Saturday, July 28, 2012

AMAZING, MUNDANE, WHICHEVER

Alvin Sargent wrote the screenplays for Paper Moon and Ordinary People, and throughout his long, long career also turned out scripts for such directors as Robert Mulligan, John Frankenheimer and Sydney Pollack, guys who certainly knew how to tell a story.

Steve Kloves wrote the scripts for all but one of the Harry Potter movies, which are absolute models of skillful adaptation, compressed, streamlined but never abrupt.  In addition, Kloves has written such wonderful originals as Racing With The Moon and The Fabulous Baker Boys.

James Vanderbilt's credits are a little lighter, as many of his scripts have been written in collaboration with others.  One movie he wrote on his own, however, was Zodiac--one of the best screenplays of the last decade.

I mention these gentlemen's names and their distinguished credits because they are the credited screenwriters for The Amazing Spider-Man, which has one of the woefully misconceived scripts ever put into production.

Not that everything wrong with the movie can be blamed on the script.  The decision to reboot the entire Spider-Man franchise came from deep within the bowels of Sony Entertainment's executive suite, and starting over from the beginning, retelling the tale of social outcast Peter Parker's encounter with a radioactive spider, gives the movie a familiarity it could never wholly overcome.

Unlike the recent Sam Raimi/Tobey Maguire take on the material, in which the characters were initially college students, this version has Peter in high school, and that's where the problems begin.  For one thing, Andrew Garfield, who plays Peter, can't convince as either socially maladjusted or as a high school student.  He comes off as a brashly confident movie star in his late twenties pretending to be a teenager.

Peter's love interest this time around is Gwen Stacy, and the only reason he's drawn to her is because she's played by Emma Stone, and hey, she's a movie star, too.  Otherwise, he might as well crush on any of the other students in his school, who are all remarkably attractive and also clearly past the legal drinking age.

The dazzling stupidity of the script kicks in as the plot develops.  In a reinvention of the character, Peter is no longer an average guy who develops great powers but a man of destiny, trying to unravel a sinister plot involving the disappearance of his parents.  This leads him to Dr. Curt Connors, a former cohort of his dad's, who works for a sinister but apparently world-famous bioengineering firm housed in what looks to be the tallest building in Manhattan.  Once Peter shows up there, he's surprised to discover the intern program is run by...Gwen Stacy?

I'm sorry...What?  High-tech corporations wouldn't hire high school kids to answer phones and make copies, much less allow them access to top-secret labs, as happens here.  The screenwriters will later need a character to run to the lab to develop an antidote for the villain's master plot, and since they didn't bother providing any other sidekick characters, they needed Gwen to do it--because what high school kid can't routinely crack a genetic code?--even though it makes absolutely no sense.

At this point, early on, the movie is pretty much telling you that it isn't taking place in anything resembling the real world.  Which would be fine, if the world it depicts had any internal logic of its own, but it doesn't.  Things happen just because they need to happen, or else the plot can't move forward.  But again, the plot makes no sense even on its own terms.

Dr. Connors--thanks to a DNA code supplied by Peter, because again, high school kids know so much more than learned scientists--turns into The Lizard, a villain whose evil plan is to...turn everyone in New York City into lizards?  Because they're cold-blooded?  Or something? 

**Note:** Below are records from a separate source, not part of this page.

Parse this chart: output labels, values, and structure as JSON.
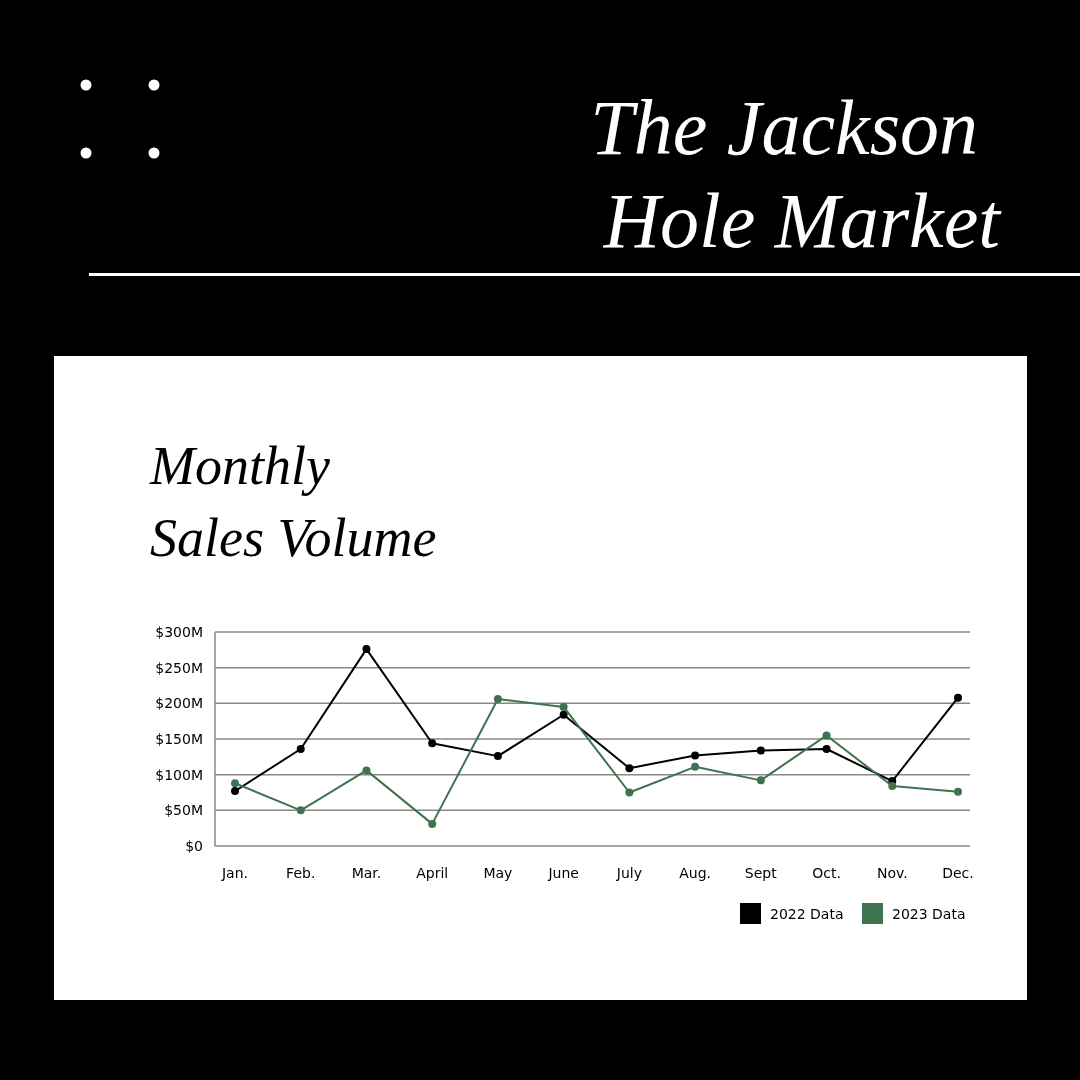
{
  "chart_data": {
    "type": "line",
    "title": "The Jackson Hole Market",
    "subtitle": "Monthly Sales Volume",
    "categories": [
      "Jan.",
      "Feb.",
      "Mar.",
      "April",
      "May",
      "June",
      "July",
      "Aug.",
      "Sept",
      "Oct.",
      "Nov.",
      "Dec."
    ],
    "series": [
      {
        "name": "2022 Data",
        "color": "#000000",
        "values": [
          77,
          136,
          276,
          144,
          126,
          184,
          109,
          127,
          134,
          136,
          91,
          208
        ]
      },
      {
        "name": "2023 Data",
        "color": "#3f7350",
        "values": [
          88,
          50,
          106,
          31,
          206,
          195,
          75,
          111,
          92,
          155,
          84,
          76
        ]
      }
    ],
    "ylim": [
      0,
      300
    ],
    "yticks": [
      {
        "value": 0,
        "label": "$0"
      },
      {
        "value": 50,
        "label": "$50M"
      },
      {
        "value": 100,
        "label": "$100M"
      },
      {
        "value": 150,
        "label": "$150M"
      },
      {
        "value": 200,
        "label": "$200M"
      },
      {
        "value": 250,
        "label": "$250M"
      },
      {
        "value": 300,
        "label": "$300M"
      }
    ],
    "grid": "y",
    "legend": "bottom right",
    "marker": "circle",
    "line_style": "solid"
  }
}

Look, I realize the Spider-Man comic books resorted to some pretty dumb motivations for its villains (Thirty-five years later, I'm still bitter about the whole "Gwen is back from the dead...as a clone!" storyline) but honestly, my expectations for something cranked out on a monthly deadline are a little different from my expectations for a movie that cost two hundred million bucks to produce.  If you're going to spend that kind of money, I expect competence, at least.

And yes, on many levels, The Amazing Spider-Man is more than competent.  Despite being too old for their parts, Garfield and Stone are absolutely charming together, Martin Sheen, Sally Field and Dennis Leary provide fine support, and the whole thing looks great.  The digital effects, in particular, are much more convincing than in Raimi's films.  But so what?  If you build the Chartres Cathedral on quicksand, it's still gonna sink.